A perspectiva de desastre já aparece nos Estados Unidos. O índice S&P 500, que reúne ações das maiores companhias americanas, registrou alta expressiva com a eleição de Trump. O pessoal esperava um ambiente de corte de impostos e eliminação das regras que controlam os negócios. Para esse pessoal, isso de tarifas era só coisa de campanha, que Trump logo esqueceria depois de impor algumas taxas aqui e ali. Diante do modo agressivo do presidente, o mercado se assustou. Todo o ganho na Bolsa de Valores foi consumido em dias recentes.
Os consumidores também perceberam que algo
estava errado. Haviam votado num presidente que prometia derrubar preços “no
primeiro dia”. E toparam logo com a perspectiva de mais inflação. Os
dois principais índices de confiança do consumidor, da Universidade de Michigan
e do Conference Board, despencaram em março, depois das altas de dezembro,
pós-eleição.
As dúvidas envolvem métodos e objetivos.
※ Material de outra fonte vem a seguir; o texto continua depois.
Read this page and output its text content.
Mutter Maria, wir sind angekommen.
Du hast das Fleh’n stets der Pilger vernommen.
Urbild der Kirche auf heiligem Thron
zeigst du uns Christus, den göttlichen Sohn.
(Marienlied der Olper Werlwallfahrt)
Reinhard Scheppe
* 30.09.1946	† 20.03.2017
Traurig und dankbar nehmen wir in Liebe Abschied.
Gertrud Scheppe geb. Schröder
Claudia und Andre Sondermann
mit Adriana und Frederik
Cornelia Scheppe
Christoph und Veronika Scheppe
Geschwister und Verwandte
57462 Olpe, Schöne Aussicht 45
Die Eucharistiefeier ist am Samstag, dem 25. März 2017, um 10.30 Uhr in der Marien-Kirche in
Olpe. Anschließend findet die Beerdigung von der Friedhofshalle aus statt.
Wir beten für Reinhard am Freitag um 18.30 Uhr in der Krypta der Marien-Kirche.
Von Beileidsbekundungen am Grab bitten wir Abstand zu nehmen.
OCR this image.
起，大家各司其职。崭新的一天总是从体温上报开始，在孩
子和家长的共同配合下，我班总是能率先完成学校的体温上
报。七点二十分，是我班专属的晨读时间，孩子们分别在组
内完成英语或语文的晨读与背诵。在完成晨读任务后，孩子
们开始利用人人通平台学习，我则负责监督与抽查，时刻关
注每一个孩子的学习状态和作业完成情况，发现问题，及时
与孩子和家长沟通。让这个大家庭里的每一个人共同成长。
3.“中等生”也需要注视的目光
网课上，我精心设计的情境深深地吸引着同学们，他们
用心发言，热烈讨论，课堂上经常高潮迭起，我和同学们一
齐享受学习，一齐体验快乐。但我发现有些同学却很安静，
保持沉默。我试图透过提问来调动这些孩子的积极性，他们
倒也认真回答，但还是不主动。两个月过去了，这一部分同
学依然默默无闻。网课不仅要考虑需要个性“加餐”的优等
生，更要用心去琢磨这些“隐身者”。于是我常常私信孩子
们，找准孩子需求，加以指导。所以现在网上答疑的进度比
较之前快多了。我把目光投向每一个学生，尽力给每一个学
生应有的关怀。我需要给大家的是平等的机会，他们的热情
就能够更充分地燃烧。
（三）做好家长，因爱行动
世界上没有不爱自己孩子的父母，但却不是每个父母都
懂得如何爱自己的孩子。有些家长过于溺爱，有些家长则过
No
primeiro momento, parecia que as tarifas aplicadas às importações de México e Canadá eram uma
ameaça. Se os dois países vigiassem as fronteiras, de modo a coibir a passagem
de imigrantes ilegais e drogas para os Estados Unidos, as tarifas seriam
suspensas. Os governos de México e Canadá reforçaram seus controles de
fronteira, com bons resultados. Mas as tarifas, viu-se logo, não eram só para
isso. Trump está no modo protecionista clássico: aumentar tarifas para tornar
mais caros produtos importados e, assim, levar as companhias americanas a
produzir e vender localmente.
Não funcionará. Pior. Será uma “devastação”,
disse o CEO da Ford,
Jim Farley. Consideremos três situações: indústria automobilística, setor
agrícola exportador e vinhos.
A produção de carros na América do Norte é um
exemplo acabado de integração de produtos e serviços. Nada menos que 3,6
milhões de veículos leves vendidos nos Estados Unidos no ano passado foram
montados no México e no Canadá. Isso representa quase um quarto do total de
vendas. Ocorre que parte importante das fábricas instaladas nos vizinhos
pertence às três grandes companhias com base em Detroit: Ford, Stellantis e GM.
Além disso, todo carro montado nos Estados Unidos tem componentes importados de
México e Canadá. Não é raro que um componente cruze as fronteiras várias vezes,
sendo elaborado em diferentes fábricas. Além disso, parte dos carros da
Volkswagen e da Nissan vendidos nos Estados Unidos também sai de fábricas
mexicanas. Segundo Trump, os Estados Unidos não precisam de nada disso. Podem
produzir tudo em casa.
O pessoal faz contas: quanto custaria fechar
as fábricas de fora e reconstruí-las nos Estados Unidos? Segundo cálculos
citados pela revista Economist, não ficaria por menos de US$ 50 bilhões, em
vários anos. Feito isso, os custos das montadoras subiriam às nuvens, reduzindo
lucros e vendas. E, pois, derrubando a atividade econômica. Só com a aplicação
das tarifas de 25%, os carros provenientes de México e Canadá ficam em média
US$ 2.700 mais caros no mercado americano. Nos mais sofisticados e mais lucrativos,
US$ 9 mil de sobrepreço.
Trump também disse que os agricultores
americanos deveriam produzir e vender localmente, em vez de exportar. A
Economist, na sua ironia, perguntou: como transformar fazendas de soja para
exportação em produtoras de avocado, fruta hoje comprada no México?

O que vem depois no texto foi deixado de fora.